The Killing of a Sacred Deer

Erschienen in DAS THEATERMAGAZIN 01/2018

Schuld, Rache, Sühne und die Frage: Was ist ein Menschenleben wert? Dieser Film hat alles, was ein gutes Drama ausmacht. Wer bereits bei „The Lobster“ in die merkwürdig skurrile Welt der Ideologie zwangsweiser Paarbeziehungen eingetaucht ist, kann sich beim neuen Film von Yorgos Lanthimos auf mehr gefasst machen. Der griechische Regisseur, dessen Filmtitel sich immer an die Welt der Fauna anlehnen, hat mit „The Killing of a Sacred Deer“ seinen zweiten US-amerikanischen Film gedreht. Und was für einen: Wieder ist sein Vertrauter und Lobster-Hauptdarsteller Colin Farell dabei, diesmal mit Hollywood-Diva Nicole Kidman an seiner Seite. Auch sonst scheint der griechische Independent-Regisseur in Hollywood angekommen. Ausstattung, Kamera, Cast, alles eine Nummer größer.
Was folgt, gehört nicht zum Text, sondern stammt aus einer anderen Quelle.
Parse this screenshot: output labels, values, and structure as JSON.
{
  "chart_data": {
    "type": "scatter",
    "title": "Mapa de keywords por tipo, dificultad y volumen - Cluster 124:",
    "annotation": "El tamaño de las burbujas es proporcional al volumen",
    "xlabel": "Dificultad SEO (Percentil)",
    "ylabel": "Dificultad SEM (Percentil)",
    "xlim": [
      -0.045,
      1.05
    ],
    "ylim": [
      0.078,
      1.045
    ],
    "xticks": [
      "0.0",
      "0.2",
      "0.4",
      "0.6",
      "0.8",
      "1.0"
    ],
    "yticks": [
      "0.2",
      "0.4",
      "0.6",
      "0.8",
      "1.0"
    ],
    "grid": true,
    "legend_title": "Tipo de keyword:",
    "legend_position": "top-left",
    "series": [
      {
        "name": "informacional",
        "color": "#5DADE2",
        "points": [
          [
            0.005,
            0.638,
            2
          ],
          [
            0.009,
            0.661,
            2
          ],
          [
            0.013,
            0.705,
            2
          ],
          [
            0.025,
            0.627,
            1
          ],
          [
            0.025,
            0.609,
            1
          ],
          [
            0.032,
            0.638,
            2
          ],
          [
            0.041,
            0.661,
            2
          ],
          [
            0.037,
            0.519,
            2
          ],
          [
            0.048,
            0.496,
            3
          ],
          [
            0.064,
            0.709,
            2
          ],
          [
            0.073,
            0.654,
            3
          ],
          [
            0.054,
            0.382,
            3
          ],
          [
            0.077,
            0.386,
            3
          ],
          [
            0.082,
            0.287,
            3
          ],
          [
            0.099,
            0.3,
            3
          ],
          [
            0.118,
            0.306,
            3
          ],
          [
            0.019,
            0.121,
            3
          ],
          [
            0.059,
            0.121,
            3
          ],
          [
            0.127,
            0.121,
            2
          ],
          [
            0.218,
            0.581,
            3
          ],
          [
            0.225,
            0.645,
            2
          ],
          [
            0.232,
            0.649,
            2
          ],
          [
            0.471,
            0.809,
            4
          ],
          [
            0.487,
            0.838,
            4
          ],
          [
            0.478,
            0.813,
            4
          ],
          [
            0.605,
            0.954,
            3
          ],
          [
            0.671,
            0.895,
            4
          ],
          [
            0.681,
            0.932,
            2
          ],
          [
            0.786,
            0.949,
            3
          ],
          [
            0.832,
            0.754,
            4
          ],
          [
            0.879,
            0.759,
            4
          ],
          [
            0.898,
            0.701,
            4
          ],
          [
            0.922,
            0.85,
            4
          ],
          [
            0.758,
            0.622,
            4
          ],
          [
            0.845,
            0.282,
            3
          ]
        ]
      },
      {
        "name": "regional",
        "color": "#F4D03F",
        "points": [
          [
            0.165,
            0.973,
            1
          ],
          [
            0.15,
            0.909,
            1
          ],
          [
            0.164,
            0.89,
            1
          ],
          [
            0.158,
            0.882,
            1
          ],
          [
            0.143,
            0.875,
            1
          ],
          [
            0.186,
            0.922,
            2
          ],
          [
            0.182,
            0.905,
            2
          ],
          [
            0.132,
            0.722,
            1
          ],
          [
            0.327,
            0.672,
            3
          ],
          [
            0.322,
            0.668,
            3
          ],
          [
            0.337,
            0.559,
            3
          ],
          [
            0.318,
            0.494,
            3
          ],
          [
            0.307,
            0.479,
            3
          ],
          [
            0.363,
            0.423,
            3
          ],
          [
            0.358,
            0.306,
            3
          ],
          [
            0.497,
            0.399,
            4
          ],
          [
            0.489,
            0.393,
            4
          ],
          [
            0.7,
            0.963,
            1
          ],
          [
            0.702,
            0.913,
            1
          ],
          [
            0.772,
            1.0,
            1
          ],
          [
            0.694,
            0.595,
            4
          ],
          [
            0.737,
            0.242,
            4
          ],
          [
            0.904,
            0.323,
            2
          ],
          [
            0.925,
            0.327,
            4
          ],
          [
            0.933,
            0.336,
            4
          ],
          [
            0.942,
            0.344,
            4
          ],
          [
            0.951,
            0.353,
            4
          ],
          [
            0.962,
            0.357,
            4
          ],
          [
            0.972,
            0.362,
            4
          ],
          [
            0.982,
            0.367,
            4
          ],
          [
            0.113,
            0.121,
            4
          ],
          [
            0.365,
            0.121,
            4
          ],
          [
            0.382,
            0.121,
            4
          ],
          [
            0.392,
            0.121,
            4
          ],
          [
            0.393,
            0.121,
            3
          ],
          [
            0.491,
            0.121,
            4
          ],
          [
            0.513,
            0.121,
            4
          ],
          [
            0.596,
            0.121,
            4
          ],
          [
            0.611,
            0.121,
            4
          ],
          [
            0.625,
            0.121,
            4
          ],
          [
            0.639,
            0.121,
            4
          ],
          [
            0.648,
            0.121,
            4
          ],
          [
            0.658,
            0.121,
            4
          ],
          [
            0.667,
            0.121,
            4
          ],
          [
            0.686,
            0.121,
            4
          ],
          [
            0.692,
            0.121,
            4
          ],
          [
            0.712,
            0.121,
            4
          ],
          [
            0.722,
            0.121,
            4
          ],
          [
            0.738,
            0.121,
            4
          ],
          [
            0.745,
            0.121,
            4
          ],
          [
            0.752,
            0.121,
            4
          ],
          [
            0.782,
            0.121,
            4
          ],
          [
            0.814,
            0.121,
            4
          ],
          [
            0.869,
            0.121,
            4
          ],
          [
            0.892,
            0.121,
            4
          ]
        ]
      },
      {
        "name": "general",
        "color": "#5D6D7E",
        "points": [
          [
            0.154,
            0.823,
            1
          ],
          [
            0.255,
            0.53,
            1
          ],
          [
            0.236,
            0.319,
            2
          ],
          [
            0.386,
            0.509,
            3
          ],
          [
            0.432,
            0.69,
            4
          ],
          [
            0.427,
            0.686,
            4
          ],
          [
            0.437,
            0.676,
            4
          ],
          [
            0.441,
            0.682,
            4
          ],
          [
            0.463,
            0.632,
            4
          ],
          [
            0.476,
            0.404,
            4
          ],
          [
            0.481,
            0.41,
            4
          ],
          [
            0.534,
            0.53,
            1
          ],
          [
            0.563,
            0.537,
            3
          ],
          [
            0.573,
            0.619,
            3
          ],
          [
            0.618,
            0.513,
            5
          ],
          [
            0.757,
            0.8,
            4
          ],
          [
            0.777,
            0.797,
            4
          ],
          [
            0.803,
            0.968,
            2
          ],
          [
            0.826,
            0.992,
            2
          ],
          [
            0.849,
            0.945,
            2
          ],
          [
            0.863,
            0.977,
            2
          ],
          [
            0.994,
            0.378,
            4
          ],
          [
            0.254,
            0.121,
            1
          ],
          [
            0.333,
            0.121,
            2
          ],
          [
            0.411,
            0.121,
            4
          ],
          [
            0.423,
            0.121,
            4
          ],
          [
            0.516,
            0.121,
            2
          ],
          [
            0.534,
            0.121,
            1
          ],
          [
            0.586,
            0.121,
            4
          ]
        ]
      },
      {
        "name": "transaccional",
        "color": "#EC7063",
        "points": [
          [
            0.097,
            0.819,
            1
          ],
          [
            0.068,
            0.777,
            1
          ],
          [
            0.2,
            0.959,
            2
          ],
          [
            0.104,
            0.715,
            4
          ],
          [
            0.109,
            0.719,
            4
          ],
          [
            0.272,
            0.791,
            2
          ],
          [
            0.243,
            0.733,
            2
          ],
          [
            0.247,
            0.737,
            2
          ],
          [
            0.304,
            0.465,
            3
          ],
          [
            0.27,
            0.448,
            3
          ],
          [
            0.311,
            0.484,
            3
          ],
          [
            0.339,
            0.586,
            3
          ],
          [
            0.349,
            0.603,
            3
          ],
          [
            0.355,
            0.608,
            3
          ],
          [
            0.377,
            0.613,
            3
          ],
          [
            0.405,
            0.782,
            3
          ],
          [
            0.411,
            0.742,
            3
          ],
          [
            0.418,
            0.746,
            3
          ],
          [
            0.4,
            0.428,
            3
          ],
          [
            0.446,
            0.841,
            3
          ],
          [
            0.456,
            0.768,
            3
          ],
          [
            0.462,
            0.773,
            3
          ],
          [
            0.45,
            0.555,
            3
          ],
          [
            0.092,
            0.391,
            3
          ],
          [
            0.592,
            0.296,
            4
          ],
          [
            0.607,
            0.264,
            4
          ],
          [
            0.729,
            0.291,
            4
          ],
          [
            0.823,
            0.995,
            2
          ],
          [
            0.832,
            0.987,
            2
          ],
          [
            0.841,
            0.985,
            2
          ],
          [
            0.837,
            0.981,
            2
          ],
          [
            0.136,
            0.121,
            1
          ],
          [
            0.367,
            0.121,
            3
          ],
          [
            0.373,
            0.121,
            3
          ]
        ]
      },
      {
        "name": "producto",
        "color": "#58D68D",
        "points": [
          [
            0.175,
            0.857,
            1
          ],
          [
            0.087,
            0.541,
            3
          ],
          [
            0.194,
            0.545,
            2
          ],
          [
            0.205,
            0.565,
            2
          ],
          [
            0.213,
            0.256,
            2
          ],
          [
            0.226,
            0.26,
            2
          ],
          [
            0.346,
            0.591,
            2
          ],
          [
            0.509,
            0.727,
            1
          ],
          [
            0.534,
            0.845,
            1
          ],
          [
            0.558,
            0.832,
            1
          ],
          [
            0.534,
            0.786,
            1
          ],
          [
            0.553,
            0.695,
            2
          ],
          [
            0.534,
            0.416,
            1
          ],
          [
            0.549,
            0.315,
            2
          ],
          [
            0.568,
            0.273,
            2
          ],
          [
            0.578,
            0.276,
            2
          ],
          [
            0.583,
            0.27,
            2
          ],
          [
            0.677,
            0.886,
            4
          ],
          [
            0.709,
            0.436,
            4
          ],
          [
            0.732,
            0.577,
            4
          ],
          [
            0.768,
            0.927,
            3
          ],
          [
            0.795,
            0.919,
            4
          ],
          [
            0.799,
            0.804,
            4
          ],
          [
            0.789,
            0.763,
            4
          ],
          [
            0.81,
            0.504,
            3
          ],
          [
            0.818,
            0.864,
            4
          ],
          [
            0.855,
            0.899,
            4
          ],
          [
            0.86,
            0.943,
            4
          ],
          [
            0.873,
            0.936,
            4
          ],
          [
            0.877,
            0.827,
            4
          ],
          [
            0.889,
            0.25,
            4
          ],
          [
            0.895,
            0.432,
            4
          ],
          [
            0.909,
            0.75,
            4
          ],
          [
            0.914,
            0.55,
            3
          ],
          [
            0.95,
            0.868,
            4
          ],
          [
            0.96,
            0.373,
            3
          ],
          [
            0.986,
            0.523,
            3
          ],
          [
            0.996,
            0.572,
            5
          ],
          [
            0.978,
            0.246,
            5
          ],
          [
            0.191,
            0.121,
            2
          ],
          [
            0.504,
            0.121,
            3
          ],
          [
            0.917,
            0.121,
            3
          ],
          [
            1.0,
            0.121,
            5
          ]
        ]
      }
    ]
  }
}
Glücklicherweise erstickt Lanthimos damit seinen Film nicht. Wie in „Lobster“ entführt er uns in einen merkwürdig-grotesken Mikrokosmos: Kardiologe Steven (Farell) lebt mit seiner als Augenärztin arbeitenden Ehefrau Anna (Kidman) ein beklemmendes Vorzeigeleben in der Suburb: zwei Kinder, Junge und Mädchen, großes Haus, finanzielle Sorglosigkeit, ehelicher Sex in der Stellung „Vollnarkose“. Unter der Oberfläche herrscht absoluter Stillstand: Routine hat sich eingeschlichen, in der Vorstadt-Society trifft man sich auf medizinischen Fachveranstaltungen, um mit Kollegen Belanglosigkeiten auszutauschen. Lanthimos und Mit-Autor Efthymis Filippou erweisen sich dabei einmal mehr als sehr genaue Beobachter und brillante Dialog-Schreiber. In welcher Knappheit sich das Ehepaar Murphy mit Kollegen über die scheinbar wichtigsten Dinge austauscht und dabei doch eigentlich gar nichts sagt, das ist grandios.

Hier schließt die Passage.